Basta moschee illegali E i sermoni dell’imam vanno recitati in italiano

RomaLibertà di culto ma nel pieno rispetto delle leggi italiane. Trasparenza assoluta dei conti anche per tutte le forme di donazione. Sermoni soltanto in italiano. Altrimenti le moschee «fai da te» e prive di controllo possono trasformarsi in una concreta minaccia per la sicurezza pubblica.
Queste le principali indicazioni del Comitato per l’Islam italiano che si è riunito ieri al Viminale alla presenza del ministro dell’Interno, Roberto Maroni, e del sottosegretario, Alfredo Mantovano. Di fronte ad una «proliferazione di luoghi di culto al di fuori delle regole» il Comitato evidenzia la necessità di indicare alcuni criteri ai quali attenersi per evitare l’inevitabile esplosione di «incomprensioni e conflitti con la popolazione circostante».
L’unica via dunque è quella di far emergere tutte le realtà sommerse «all’interno di un’opera di persuasione, non di repressione o schedatura, che induca a cessare la pratica di mascherare luoghi di culto dietro attività culturali, ricreative, sportive o commerciali». Quindi anche per i luoghi di culto «dovrà essere tenuta regolare contabilità» con la massima trasparenza per i finanziamenti, i lasciti e le donazioni. All’interno dovranno essere proibite le «attività di propaganda politica e ideologica» così come le attività commerciali se non si è in possesso delle regolari licenze.

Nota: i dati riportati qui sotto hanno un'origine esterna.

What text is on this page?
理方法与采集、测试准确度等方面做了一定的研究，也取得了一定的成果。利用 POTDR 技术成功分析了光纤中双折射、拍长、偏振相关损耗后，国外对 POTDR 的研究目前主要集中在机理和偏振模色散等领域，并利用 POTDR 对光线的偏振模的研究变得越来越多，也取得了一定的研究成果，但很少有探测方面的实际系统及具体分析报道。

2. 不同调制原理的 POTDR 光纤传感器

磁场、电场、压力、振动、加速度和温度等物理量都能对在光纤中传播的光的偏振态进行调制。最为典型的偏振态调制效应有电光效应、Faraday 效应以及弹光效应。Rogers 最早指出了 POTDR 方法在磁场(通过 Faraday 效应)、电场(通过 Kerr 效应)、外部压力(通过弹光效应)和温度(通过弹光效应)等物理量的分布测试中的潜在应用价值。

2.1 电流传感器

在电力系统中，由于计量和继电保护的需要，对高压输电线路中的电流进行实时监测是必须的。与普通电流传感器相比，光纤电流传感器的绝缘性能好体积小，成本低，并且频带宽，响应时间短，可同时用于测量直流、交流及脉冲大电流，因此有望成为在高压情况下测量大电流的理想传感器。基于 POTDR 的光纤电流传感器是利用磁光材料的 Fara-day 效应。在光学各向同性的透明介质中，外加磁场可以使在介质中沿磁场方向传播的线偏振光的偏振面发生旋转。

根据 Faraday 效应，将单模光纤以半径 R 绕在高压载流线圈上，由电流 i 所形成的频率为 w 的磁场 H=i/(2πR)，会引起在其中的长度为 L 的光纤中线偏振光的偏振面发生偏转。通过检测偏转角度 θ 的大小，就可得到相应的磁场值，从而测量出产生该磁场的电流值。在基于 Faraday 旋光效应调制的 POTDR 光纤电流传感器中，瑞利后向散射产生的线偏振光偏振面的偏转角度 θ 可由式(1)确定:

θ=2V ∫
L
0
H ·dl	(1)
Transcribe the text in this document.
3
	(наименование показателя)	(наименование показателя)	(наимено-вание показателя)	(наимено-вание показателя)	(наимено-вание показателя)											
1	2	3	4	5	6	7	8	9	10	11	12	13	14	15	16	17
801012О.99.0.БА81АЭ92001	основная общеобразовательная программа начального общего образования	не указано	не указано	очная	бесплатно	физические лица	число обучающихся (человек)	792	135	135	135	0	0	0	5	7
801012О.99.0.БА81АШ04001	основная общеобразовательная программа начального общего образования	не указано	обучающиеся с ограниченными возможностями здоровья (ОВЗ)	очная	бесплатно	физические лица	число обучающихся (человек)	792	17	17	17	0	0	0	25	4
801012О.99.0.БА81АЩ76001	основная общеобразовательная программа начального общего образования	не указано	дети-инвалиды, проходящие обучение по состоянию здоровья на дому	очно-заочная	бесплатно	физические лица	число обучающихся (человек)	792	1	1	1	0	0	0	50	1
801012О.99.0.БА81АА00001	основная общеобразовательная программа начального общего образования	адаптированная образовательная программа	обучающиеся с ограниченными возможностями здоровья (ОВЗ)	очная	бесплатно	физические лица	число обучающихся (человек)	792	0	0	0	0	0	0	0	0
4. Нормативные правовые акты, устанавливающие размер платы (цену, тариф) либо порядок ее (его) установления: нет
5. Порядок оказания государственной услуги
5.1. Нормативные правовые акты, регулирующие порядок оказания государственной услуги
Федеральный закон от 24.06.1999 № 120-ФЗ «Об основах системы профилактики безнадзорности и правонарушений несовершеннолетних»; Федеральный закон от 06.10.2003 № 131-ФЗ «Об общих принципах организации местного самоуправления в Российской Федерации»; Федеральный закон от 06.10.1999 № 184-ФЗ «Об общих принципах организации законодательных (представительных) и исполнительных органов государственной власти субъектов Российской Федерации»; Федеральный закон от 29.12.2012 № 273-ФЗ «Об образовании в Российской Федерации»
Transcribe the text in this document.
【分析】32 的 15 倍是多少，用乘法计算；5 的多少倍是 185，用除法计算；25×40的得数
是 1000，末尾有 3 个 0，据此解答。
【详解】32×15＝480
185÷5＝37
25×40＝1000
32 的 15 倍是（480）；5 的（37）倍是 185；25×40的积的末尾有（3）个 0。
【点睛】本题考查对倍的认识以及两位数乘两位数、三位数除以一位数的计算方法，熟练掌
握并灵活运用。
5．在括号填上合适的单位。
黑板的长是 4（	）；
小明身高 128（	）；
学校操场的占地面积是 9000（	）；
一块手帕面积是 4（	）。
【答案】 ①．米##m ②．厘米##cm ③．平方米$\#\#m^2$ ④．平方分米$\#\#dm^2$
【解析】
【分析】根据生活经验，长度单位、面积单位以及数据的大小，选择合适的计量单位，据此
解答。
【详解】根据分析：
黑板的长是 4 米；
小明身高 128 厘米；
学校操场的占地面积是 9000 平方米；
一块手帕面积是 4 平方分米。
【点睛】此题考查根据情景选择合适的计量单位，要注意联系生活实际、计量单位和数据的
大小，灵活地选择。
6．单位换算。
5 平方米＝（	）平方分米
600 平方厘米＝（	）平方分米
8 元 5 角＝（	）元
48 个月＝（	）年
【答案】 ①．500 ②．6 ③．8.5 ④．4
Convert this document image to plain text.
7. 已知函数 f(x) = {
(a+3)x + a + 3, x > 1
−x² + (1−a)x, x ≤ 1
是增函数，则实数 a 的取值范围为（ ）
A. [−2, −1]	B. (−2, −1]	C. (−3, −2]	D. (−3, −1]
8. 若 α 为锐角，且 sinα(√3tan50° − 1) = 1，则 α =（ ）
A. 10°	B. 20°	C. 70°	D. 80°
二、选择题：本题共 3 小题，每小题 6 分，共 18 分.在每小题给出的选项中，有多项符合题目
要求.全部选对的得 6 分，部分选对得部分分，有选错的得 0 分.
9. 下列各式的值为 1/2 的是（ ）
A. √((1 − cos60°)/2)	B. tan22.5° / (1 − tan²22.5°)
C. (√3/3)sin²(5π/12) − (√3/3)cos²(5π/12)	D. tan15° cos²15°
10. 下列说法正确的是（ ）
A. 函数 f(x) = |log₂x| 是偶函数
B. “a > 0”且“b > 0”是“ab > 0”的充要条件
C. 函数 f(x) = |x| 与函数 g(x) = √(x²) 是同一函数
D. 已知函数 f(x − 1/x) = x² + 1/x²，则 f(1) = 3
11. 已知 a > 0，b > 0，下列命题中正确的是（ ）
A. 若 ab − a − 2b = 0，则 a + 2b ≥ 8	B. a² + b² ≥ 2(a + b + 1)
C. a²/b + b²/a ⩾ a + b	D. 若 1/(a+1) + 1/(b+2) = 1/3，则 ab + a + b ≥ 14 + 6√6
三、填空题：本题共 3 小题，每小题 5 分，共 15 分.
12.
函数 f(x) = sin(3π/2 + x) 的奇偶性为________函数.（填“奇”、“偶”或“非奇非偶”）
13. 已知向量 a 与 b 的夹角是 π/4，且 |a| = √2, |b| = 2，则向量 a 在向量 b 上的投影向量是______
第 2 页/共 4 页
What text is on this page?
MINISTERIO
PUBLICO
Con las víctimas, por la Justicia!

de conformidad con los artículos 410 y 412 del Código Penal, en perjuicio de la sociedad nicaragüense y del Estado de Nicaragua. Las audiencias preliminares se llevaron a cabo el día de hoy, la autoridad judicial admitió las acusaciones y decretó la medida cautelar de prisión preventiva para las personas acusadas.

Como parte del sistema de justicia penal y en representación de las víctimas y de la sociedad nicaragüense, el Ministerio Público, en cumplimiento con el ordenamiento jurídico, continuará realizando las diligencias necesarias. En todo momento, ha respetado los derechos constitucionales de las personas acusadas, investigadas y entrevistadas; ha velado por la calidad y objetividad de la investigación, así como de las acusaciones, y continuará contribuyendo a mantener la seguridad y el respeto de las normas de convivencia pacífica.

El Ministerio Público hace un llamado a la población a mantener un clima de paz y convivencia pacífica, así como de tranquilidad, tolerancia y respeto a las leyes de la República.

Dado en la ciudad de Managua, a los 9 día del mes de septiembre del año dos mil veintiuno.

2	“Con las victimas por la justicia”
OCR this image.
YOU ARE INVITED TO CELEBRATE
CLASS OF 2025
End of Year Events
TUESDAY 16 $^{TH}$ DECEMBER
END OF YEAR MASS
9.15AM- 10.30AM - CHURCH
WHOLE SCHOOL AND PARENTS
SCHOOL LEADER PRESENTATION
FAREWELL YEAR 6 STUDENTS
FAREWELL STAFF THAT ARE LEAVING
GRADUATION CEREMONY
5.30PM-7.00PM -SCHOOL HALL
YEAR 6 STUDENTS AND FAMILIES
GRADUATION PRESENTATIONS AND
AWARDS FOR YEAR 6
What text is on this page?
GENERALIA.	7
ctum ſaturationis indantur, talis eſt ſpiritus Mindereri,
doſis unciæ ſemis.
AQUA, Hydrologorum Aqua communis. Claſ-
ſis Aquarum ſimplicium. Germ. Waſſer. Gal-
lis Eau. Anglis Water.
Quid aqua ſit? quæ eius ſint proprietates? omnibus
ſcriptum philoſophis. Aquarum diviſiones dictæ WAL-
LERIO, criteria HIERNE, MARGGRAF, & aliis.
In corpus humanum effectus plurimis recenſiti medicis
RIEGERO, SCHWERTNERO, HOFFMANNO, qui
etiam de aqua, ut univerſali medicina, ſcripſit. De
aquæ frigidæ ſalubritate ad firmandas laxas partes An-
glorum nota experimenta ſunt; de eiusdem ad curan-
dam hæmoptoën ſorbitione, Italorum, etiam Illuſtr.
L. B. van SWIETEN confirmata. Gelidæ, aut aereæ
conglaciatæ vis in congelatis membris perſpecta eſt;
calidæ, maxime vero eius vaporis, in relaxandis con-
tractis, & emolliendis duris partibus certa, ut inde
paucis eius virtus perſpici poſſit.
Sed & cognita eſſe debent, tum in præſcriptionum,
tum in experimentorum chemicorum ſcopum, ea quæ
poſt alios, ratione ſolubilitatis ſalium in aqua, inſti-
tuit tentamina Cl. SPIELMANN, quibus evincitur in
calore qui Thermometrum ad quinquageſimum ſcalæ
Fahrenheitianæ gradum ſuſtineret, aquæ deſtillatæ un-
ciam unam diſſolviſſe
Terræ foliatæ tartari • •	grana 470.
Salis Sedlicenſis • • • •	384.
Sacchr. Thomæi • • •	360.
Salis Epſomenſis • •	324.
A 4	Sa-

Dovranno essere rispettate tutte le normative relative all’edilizia ed all’urbanistica e l’area dovrà essere scelta tenedo conto del rispetto della sicurezza e dell’ordine pubblico. La moschea poi dovrà essere aperta a tutti, anche ai non islamici che si impegneranno ovviamente a rispettare la sacralità del luogo. Si consiglia poi che i sermoni vengano tenuti in italiano. Regole fino ad ora ignorate.
La relazione del Comitato fa riferimento alla ricerca condotta dal professor Stefano Allievi, docente di sociologia dell’Università di Padova, secondo la quale sarebbero 764 i luoghi di culto per i musulmani. Si tratterebbe nella maggioranza dei casi di scantinati o ex garage adibiti alla preghiera e concentrati soprattutto al nord dove è più forte la presenza di immigrati di fede islamica. Soltanto tre le moschee vere e proprie: a Roma. Milano, Catania.
I luoghi di culto di solito nascono dietro la richiesta di aprire in un luogo pubblico un non meglio definito «centro culturale». Una volta ottenuta la concessione dal Comune si trasforma la destinazione d’uso in luogo di culto. Una pratica ritenuta non legittima dal Comitato del Viminale perchè nel cambio non si tiene mai conto della «corretta applicazione della normativa edilizia».
Esiste poi un problema molto più grave. Alcuni di questi ex centri culturali a partire dagli anni ’90, denuncia la relazione, si sono dedicati ad una «attività di indottrinamento, radicalizzazione e reclutamento» ispirata «all’ultrafondamentalismo islamico» e sono stati gestiti «da persone condannate per diversi reati anche connessi al terrorismo internazionale».
Insomma i luoghi di culto fuori controllo rappresentano una minaccia «nei confronti della società italiana e della stessa comunità internazionale». Non possono essere tollerate «pretese di extraterritorialità» quando anche «autorevoli esponenti islamici sostengono che la moschea non soggiace che alle leggi dello Stato in cui sorge».
La storia recente di molti paesi europei insegna che è alto il rischio della formazione di «gruppi etnico-religiosi incapaci di dialogo». Esiste, prosegue la relazione, un difetto di impostazione nel programma del Pve (prevenzione dell’estremismo violento). Ovvero l’idea che dialogando con gli estremisti non violenti si possa gestire la situazione.

Un errore compiuto sia in Inghilterra sia in Francia dove sono stati individuati «gli islamisti non violenti come possibile antidoto ai jihadisti», conclude la relazione, perchè i presunti non violenti spesso non sono affatto moderati.